Jan P. Myhre was born in the year of 1960 – in Oslo, Norway. He has been working with shoes since 1981.
His shoemaking business is mainly based on the British classic tradition, which his selection of styles clearly indicates. The methods and techniques used in his work are based on a tradition developed to such perfection in the Renaissance that it has remained unchanged ever since. By commanding all the disciplines in the craft himself – last-making, pattern-making, clicking, closing and making – Myhre is in full control of every stage of the creation of each and every shoe
Much of his inspiration and expertise Myhre acquired as a trainee at John Lobb Ltd. London. Ever since his first visit to the shop at 9, St. James´s in 1987, the warm enthusiasts of this highly renowned company have been Myhre´s kind mentors and friends. Now, Jan P. Myhre has taken on the mentor role himself – teaching the craft to new and upcoming talents.
Happy feet are essential for our wellbeing and the basis to avoid leg and back problems. Thus, choosing one’s footwear is an important task not to be taken lightly. At the same time it is a fact that every pair of feet is individually shaped. However – during their lifetime, most people get to know only standard sized shoes, merely taking the length of their feet into consideration. Important factors like width, instep and other individual differences are often neglected.
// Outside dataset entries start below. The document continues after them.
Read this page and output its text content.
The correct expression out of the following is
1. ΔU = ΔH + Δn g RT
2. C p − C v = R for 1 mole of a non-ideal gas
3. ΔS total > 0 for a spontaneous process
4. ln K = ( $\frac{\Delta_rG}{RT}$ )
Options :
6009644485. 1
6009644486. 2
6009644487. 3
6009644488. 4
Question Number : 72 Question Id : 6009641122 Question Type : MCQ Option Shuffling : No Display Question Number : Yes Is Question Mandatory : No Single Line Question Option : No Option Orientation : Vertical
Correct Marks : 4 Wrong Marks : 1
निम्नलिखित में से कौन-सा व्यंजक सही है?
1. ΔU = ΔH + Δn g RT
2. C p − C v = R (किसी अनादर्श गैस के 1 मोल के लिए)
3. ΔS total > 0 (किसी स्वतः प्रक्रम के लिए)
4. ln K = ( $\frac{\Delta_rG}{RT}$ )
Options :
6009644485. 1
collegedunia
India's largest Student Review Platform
The foot is a complicated structure of muscles, ligaments, tendons and bones, which need a shoe of the right fit to be able to move freely and in a healthy way inside it. In spite of this, many people are using harmful footwear which prevents their feet from moving freely and causes pain, cramps and even leg and back stiffness. This paradox is the fundament on which Jan P. Myhre has built his working philosophy: Set your feet free!
YOUR SHOE IN THE MAKING
Every person’s feet are individually shaped. Consequently, Myhre hand carves customized lasts for each new customer, initially drawing an outline on paper of your feet to ensure the best basis for the lasts. A good last is essential to obtain both a comfortable fit and an elegant look.
Individually shaped and carefully drawn paper patterns are used as basis for the cutting of the leather pieces, which finally will be the finished upper-leather of the shoe. These patterns are designed with the aid of the shape of the individual lasts.
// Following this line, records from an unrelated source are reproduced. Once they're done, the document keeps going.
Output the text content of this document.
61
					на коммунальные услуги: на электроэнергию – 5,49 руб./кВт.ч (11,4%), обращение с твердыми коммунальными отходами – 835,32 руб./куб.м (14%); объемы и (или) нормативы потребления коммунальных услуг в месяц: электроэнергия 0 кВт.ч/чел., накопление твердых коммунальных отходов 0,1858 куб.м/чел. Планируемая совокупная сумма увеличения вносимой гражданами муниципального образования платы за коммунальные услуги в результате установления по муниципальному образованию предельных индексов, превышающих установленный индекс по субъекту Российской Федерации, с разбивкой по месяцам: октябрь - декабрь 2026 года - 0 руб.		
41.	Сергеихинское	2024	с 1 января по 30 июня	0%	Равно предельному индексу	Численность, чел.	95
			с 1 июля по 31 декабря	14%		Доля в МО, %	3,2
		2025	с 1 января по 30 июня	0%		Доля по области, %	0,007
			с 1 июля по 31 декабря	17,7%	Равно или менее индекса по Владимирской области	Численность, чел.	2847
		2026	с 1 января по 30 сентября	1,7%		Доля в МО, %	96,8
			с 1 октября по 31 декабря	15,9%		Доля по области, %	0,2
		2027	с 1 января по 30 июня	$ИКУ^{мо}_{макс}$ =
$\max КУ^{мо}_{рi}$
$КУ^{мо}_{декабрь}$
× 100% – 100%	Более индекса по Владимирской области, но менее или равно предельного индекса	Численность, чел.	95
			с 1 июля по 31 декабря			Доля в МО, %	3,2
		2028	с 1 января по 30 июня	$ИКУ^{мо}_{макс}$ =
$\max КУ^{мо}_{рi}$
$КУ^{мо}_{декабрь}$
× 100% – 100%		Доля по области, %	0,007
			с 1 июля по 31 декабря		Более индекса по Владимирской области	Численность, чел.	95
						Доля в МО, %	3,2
The various leather pieces are skived and stitched together, incorporating linings and stiffeners. Good closing, more than any single operation, give lasting distinction to the handmade shoe.
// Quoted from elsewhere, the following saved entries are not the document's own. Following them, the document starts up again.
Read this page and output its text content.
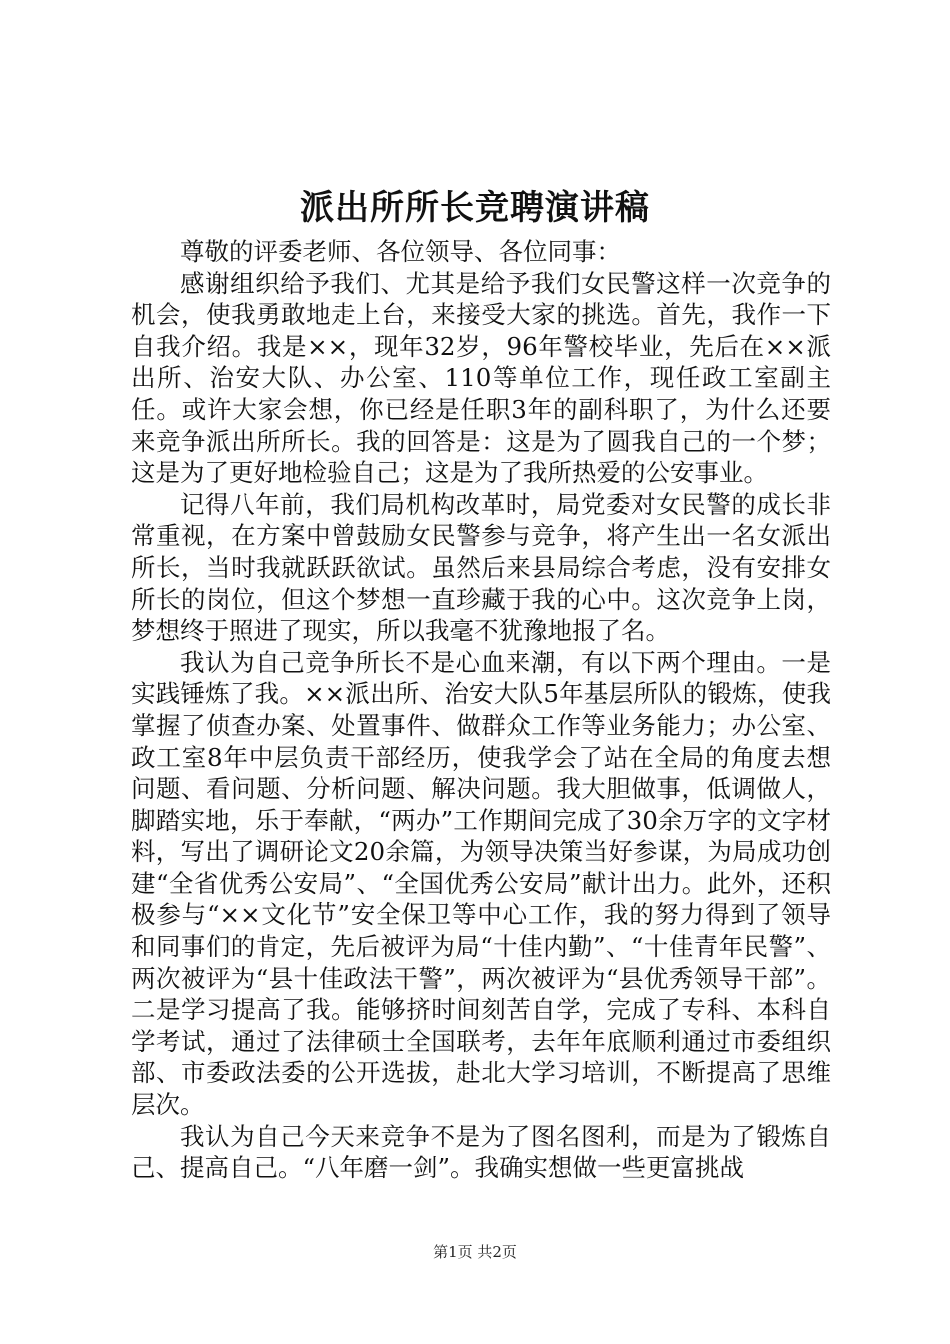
派出所所长竞聘演讲稿

尊敬的评委老师、各位领导、各位同事：

感谢组织给予我们、尤其是给予我们女民警这样一次竞争的机会，使我勇敢地走上台，来接受大家的挑选。首先，我作一下自我介绍。我是××，现年32岁，96年警校毕业，先后在××派出所、治安大队、办公室、110等单位工作，现任政工室副主任。或许大家会想，你已经是任职3年的副科职了，为什么还要来竞争派出所所长。我的回答是：这是为了圆我自己的一个梦；这是为了更好地检验自己；这是为了我所热爱的公安事业。

记得八年前，我们局机构改革时，局党委对女民警的成长非常重视，在方案中曾鼓励女民警参与竞争，将产生出一名女派出所长，当时我就跃跃欲试。虽然后来县局综合考虑，没有安排女所长的岗位，但这个梦想一直珍藏于我的心中。这次竞争上岗，梦想终于照进了现实，所以我毫不犹豫地报了名。

我认为自己竞争所长不是心血来潮，有以下两个理由。一是实践锤炼了我。××派出所、治安大队5年基层所队的锻炼，使我掌握了侦查办案、处置事件、做群众工作等业务能力；办公室、政工室8年中层负责干部经历，使我学会了站在全局的角度去想问题、看问题、分析问题、解决问题。我大胆做事，低调做人，脚踏实地，乐于奉献，“两办”工作期间完成了30余万字的文字材料，写出了调研论文20余篇，为领导决策当好参谋，为局成功创建“全省优秀公安局”、“全国优秀公安局”献计出力。此外，还积极参与“××文化节”安全保卫等中心工作，我的努力得到了领导和同事们的肯定，先后被评为局“十佳内勤”、“十佳青年民警”、两次被评为“县十佳政法干警”，两次被评为“县优秀领导干部”。二是学习提高了我。能够挤时间刻苦自学，完成了专科、本科自学考试，通过了法律硕士全国联考，去年年底顺利通过市委组织部、市委政法委的公开选拔，赴北大学习培训，不断提高了思维层次。

我认为自己今天来竞争不是为了图名图利，而是为了锻炼自己、提高自己。“八年磨一剑”。我确实想做一些更富挑战

第1页 共2页
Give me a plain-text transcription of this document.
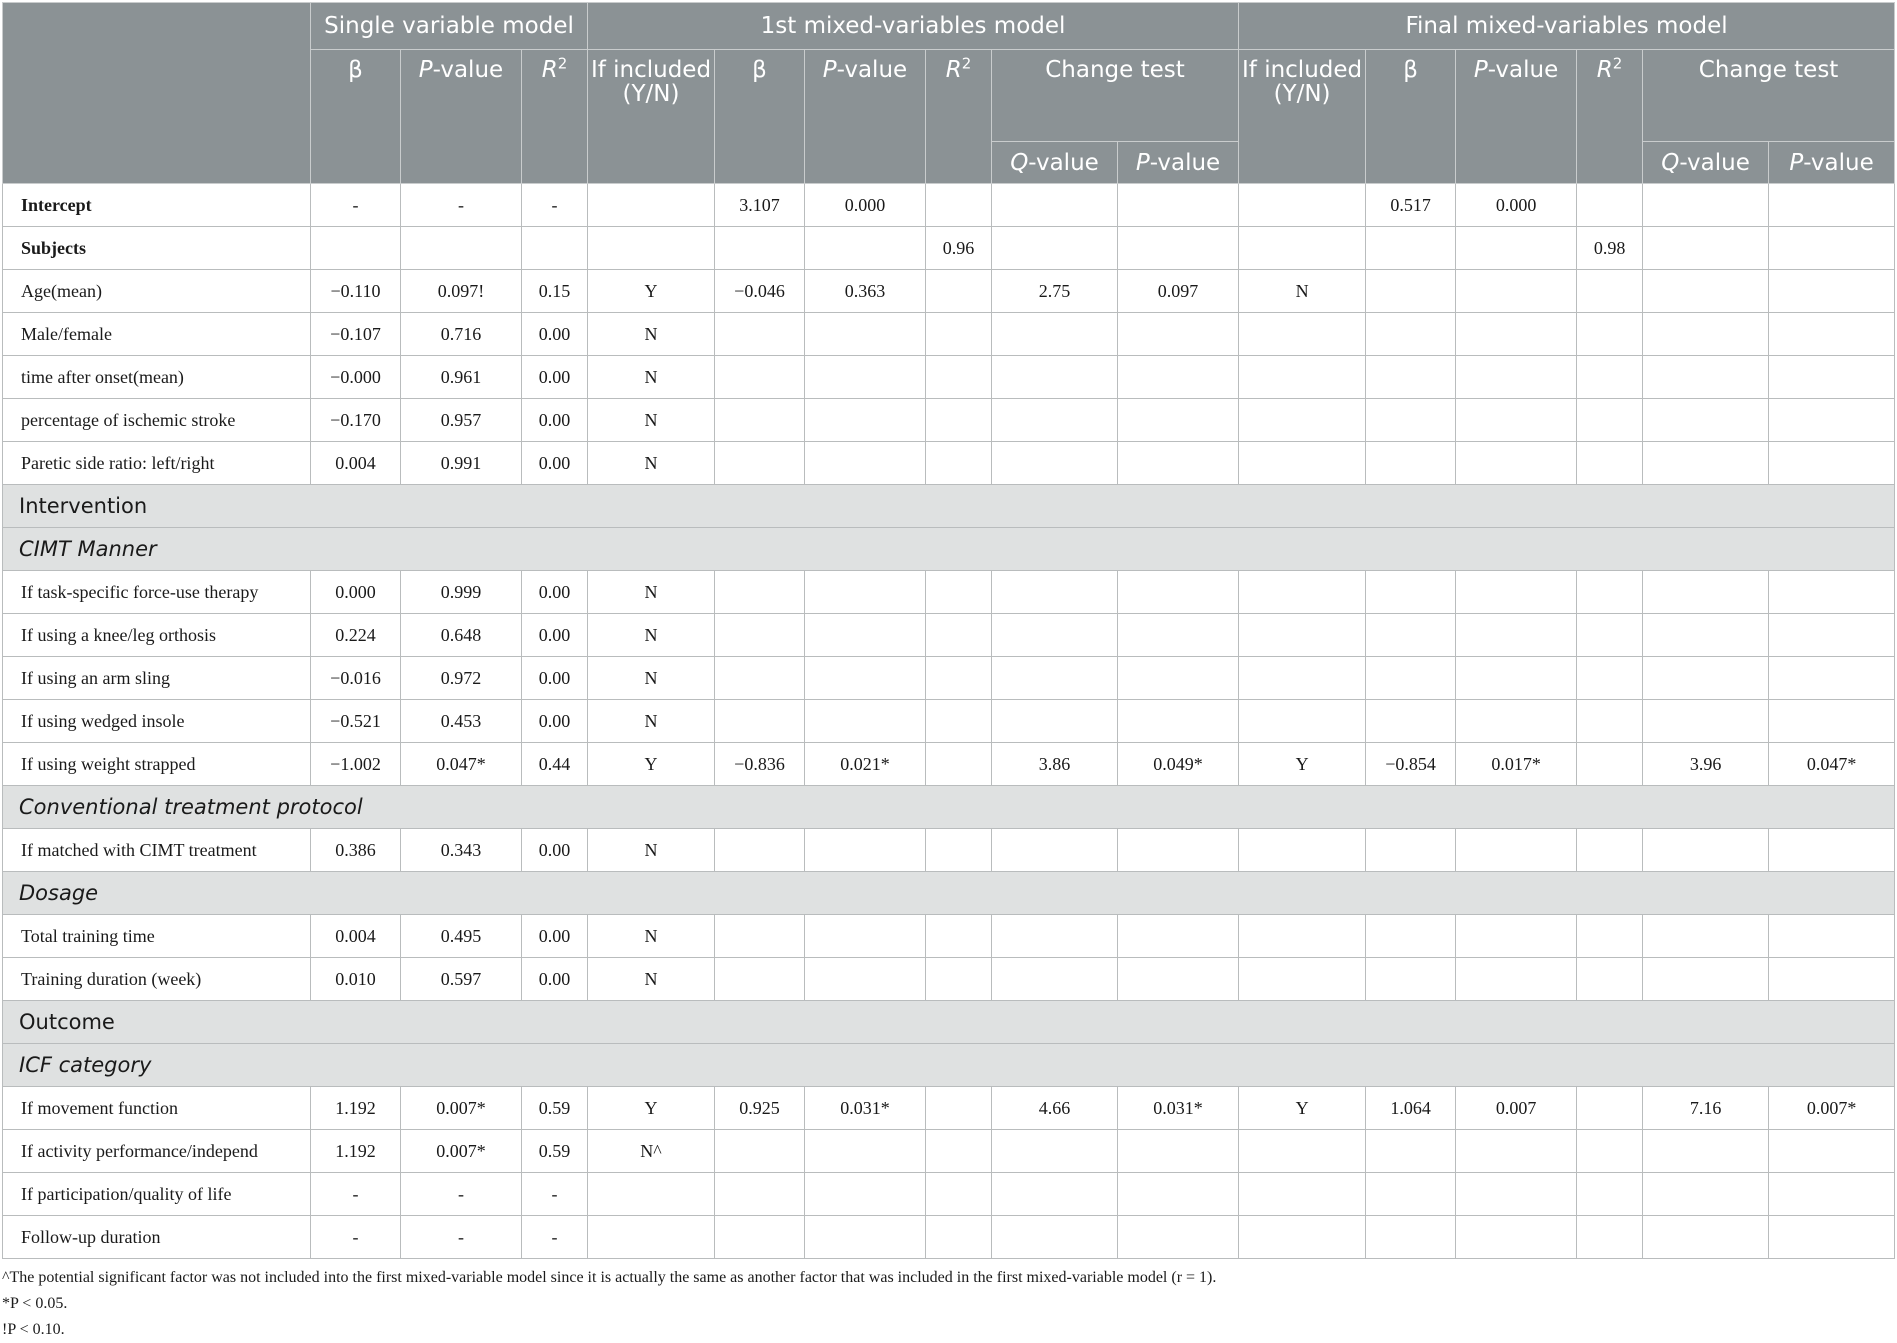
	Single variable model			1st mixed-variables model						Final mixed-variables model					
	β	P-value	$R^2$	If included (Y/N)	β	P-value	$R^2$	Change test		If included (Y/N)	β	P-value	$R^2$	Change test	
								Q-value	P-value					Q-value	P-value
Intercept	-	-	-		3.107	0.000					0.517	0.000			
Subjects							0.96						0.98		
Age(mean)	−0.110	0.097!	0.15	Y	−0.046	0.363		2.75	0.097	N					
Male/female	−0.107	0.716	0.00	N											
time after onset(mean)	−0.000	0.961	0.00	N											
percentage of ischemic stroke	−0.170	0.957	0.00	N											
Paretic side ratio: left/right	0.004	0.991	0.00	N											
Intervention															
CIMT Manner															
If task-specific force-use therapy	0.000	0.999	0.00	N											
If using a knee/leg orthosis	0.224	0.648	0.00	N											
If using an arm sling	−0.016	0.972	0.00	N											
If using wedged insole	−0.521	0.453	0.00	N											
If using weight strapped	−1.002	0.047*	0.44	Y	−0.836	0.021*		3.86	0.049*	Y	−0.854	0.017*		3.96	0.047*
Conventional treatment protocol															
If matched with CIMT treatment	0.386	0.343	0.00	N											
Dosage															
Total training time	0.004	0.495	0.00	N											
Training duration (week)	0.010	0.597	0.00	N											
Outcome															
ICF category															
If movement function	1.192	0.007*	0.59	Y	0.925	0.031*		4.66	0.031*	Y	1.064	0.007		7.16	0.007*
If activity performance/independ	1.192	0.007*	0.59	N^											
If participation/quality of life	-	-	-												
Follow-up duration	-	-	-												
^The potential significant factor was not included into the first mixed-variable model since it is actually the same as another factor that was included in the first mixed-variable model (r = 1).
*P < 0.05.
!P < 0.10.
Then, the mellowed insole is attached to the bottom of the last. The upper-leather is pulled over the lasts (lasted) and all necessary linings and stiffeners are sewn in with the welt. The sole is stitched to the welt and the heel is built up piece by piece. The last is then removed from the shoe and the insole is smoothened out and covered with a sock. Finally, the dressed upper leather is polished.